Non si sarà trattato, magari, di un plebiscito sull’attuale governo come voleva far credere l’opposizione, ma di certo le elezioni regionali che si sono svolte domenica in Colombia hanno rappresentato per il presidente Gustavo Petro una sconfitta molto amara.
La storica svolta a sinistra registrata nel paese nel 2022, quando il Pacto Histórico non solo aveva conquistato la presidenza ma si era trasformato nella principale forza al Congresso, sembra infatti essersi esaurita dopo appena un anno. Tuttavia, avvertono molti politologi colombiani, alle elezioni regionali entrano in gioco fattori diversi rispetto alle presidenziali. Tanto più che il Pacto Histórico non è solo un movimento ancora giovane e con scarso radicamento a livello locale, ma anche una coalizione con forti differenze al suo interno e, anche per questo, rivelatasi incapace di esprimere candidati forti nei comuni che più contano, a fronte di logiche clientelari – nel connubio tra poteri tradizionali e classe imprenditoriale locale – ancora dominanti.

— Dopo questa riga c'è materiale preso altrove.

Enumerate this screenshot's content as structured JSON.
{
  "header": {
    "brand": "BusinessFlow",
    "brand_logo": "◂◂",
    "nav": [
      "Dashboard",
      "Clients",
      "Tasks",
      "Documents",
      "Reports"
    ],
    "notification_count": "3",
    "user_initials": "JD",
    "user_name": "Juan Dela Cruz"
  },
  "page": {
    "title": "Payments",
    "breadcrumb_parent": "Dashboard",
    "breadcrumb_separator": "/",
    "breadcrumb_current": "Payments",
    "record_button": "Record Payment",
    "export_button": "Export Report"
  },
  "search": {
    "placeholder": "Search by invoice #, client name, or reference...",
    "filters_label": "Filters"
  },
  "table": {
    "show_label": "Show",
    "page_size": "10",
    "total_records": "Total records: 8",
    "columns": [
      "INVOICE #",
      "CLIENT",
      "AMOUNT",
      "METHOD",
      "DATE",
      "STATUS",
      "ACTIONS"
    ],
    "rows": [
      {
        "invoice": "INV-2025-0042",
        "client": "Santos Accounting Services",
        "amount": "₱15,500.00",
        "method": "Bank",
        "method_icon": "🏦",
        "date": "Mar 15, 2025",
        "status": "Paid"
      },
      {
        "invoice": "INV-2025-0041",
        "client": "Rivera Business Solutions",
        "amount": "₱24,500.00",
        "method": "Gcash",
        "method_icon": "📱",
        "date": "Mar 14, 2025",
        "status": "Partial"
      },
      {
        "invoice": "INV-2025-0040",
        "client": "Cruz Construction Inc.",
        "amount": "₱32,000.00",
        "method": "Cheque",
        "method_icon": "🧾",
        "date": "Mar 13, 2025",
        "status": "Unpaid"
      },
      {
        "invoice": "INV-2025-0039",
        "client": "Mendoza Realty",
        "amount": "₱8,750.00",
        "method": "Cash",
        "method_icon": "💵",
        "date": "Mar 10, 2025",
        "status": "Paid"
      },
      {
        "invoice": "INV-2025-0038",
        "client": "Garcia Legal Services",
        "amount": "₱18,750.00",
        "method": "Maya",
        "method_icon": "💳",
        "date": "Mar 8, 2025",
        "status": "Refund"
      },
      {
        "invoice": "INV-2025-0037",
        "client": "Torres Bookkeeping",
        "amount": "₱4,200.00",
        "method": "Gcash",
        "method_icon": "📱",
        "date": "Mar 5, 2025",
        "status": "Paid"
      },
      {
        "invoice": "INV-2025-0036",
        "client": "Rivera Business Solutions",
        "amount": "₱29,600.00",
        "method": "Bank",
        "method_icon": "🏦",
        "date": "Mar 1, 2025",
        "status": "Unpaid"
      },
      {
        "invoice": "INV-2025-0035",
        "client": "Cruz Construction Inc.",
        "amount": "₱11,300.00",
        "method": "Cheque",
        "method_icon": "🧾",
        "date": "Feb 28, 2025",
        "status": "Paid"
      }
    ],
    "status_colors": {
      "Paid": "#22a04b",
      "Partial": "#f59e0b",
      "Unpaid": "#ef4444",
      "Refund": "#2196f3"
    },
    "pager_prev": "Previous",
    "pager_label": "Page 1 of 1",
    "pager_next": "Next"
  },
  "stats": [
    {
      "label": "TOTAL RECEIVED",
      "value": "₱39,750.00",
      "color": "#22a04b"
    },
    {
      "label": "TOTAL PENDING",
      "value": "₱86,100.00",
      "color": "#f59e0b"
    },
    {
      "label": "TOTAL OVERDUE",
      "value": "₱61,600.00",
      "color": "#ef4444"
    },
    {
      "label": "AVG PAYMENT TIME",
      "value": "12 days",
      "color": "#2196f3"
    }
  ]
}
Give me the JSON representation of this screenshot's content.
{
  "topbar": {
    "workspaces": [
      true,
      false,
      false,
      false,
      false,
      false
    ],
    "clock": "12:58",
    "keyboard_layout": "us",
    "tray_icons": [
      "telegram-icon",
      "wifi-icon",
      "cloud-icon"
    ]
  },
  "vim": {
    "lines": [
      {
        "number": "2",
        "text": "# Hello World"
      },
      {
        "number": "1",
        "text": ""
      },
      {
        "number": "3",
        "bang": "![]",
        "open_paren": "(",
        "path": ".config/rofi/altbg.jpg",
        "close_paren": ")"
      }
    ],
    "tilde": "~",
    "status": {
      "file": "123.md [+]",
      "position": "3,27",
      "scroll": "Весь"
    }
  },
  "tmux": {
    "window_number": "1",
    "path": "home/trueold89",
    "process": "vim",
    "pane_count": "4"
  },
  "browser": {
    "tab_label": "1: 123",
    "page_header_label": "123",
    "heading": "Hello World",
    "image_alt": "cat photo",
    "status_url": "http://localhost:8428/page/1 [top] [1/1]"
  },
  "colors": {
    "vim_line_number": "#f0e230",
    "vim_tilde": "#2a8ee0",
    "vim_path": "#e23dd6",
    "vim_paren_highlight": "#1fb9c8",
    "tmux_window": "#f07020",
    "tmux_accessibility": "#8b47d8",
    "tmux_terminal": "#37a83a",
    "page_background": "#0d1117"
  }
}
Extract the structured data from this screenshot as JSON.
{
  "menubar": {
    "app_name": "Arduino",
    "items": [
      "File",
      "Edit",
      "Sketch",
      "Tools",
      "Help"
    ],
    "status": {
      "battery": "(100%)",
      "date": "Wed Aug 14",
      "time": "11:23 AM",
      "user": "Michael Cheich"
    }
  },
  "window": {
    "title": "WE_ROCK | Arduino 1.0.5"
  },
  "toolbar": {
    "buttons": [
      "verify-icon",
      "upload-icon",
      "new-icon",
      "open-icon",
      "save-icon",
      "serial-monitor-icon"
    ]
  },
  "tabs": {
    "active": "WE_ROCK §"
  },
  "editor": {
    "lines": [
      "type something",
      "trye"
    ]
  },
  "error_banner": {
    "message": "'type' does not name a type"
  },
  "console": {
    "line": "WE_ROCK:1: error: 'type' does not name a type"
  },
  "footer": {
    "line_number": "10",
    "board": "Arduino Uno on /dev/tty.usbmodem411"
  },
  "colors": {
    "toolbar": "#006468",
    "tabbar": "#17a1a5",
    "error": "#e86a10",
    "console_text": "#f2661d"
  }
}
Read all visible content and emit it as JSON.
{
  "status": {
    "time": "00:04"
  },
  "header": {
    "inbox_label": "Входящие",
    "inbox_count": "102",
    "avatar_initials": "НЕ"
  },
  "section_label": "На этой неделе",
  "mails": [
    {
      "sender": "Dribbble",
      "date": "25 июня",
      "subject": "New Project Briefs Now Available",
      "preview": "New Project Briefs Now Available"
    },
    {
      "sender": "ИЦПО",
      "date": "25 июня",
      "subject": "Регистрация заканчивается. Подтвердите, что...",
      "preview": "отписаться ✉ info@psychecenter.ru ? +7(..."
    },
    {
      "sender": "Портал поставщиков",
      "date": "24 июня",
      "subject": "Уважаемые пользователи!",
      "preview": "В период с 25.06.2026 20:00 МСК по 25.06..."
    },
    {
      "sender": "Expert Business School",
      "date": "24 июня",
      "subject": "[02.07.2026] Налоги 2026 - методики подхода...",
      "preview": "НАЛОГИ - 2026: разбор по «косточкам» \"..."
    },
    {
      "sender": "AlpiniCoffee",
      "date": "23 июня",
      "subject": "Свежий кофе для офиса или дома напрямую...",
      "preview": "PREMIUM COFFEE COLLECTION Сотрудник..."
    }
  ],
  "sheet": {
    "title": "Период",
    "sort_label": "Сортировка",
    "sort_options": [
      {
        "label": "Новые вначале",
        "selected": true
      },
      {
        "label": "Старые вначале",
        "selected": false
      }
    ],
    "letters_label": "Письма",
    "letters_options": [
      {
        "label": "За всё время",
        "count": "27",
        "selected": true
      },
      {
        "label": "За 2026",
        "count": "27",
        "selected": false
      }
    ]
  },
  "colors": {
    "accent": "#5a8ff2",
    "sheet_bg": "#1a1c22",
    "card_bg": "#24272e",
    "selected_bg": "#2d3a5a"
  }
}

Nessuno dei temi più cari al presidente si è del resto imposto durante la campagna elettorale: né l’ambiziosissimo progetto di “pace totale”; né le riforme sociali proposte, e solo in parte realizzate, dal governo; né la lotta al cambiamento climatico, anche attraverso la moratoria dello sfruttamento petrolifero. I quasi 39 milioni di elettori chiamati alle urne hanno mostrato di preoccuparsi molto di più per la questione della sicurezza, cedendo alle sirene della politica del pugno di ferro (anche nella versione proposta dal presidente salvadoregno Nayib Bukele, tanto criticato proprio da Petro), oppure optando per i volti più noti della politica, associati a strutture di partito tradizionali.

Se le forze di destra o di centro-destra hanno conquistato ben 20 delle 32 capitali dipartimentali del paese (rispetto alle 14 del 2019), la sconfitta che brucia di più è, sicuramente, quella a Bogotá: nella capitale che aveva eletto Petro con il 58% dei voti, a vincere a sorpresa già al primo turno è stato il noto l’esponente di centro Carlos Fernando Galán, figlio del dirigente liberale Luis Carlos Galán assassinato nel 1989, sulla base di un programma molto poco ideologico centrato sulla promessa di maggiore sicurezza ed efficienza. Solo terzo, con appena il 18% delle preferenze, il candidato sostenuto apertamente dal presidente, Gustavo Bolívar, preceduto anche dal tecnocrate di centro-destra Juan Daniel Oviedo.

Ma brucia non meno il fatto che a Cali, l’epicentro delle grandi proteste del 2019 e del 2021, la vittoria è andata ad Alejandro Eder, il candidato proveniente dal cuore dell’élite locale, mentre, tra i consiglieri comunali, ce l’ha fatta Andrés Escobar, noto per essere stato filmato, durante la rivolta sociale del 2021, mentre sparava contro un gruppo di manifestanti e sostenuto da più di 130 pastori di chiese cristiane.

Dei sette candidati che contavano sull’appoggio deciso di Petro, solo tre hanno avuto la meglio: ad Amazonas, Magdalena e soprattutto Nariño, dove si è imposto Luis Alfonso Escobar, primo governatore afro del dipartimento, sostenuto dal movimento Soy porque Somos della vicepresidente Francia Márquez.

E ora Petro non potrà contare su nessun alleato tra i nuovi sindaci delle principali città colombiane: Galán a Bogotá e Dumek Turbay a Cartagena appartengono a forze indipendenti dal governo, e Federico Gutiérrez a Medellín – il ritorno sulla scena politica dell’uribismo -, Alejandro Char, del potente clan omonimo, a Barranquilla e Jaime Beltrán, noto come il “Bukele colombiano”, a Bucaramanga sono aperti oppositori del presidente.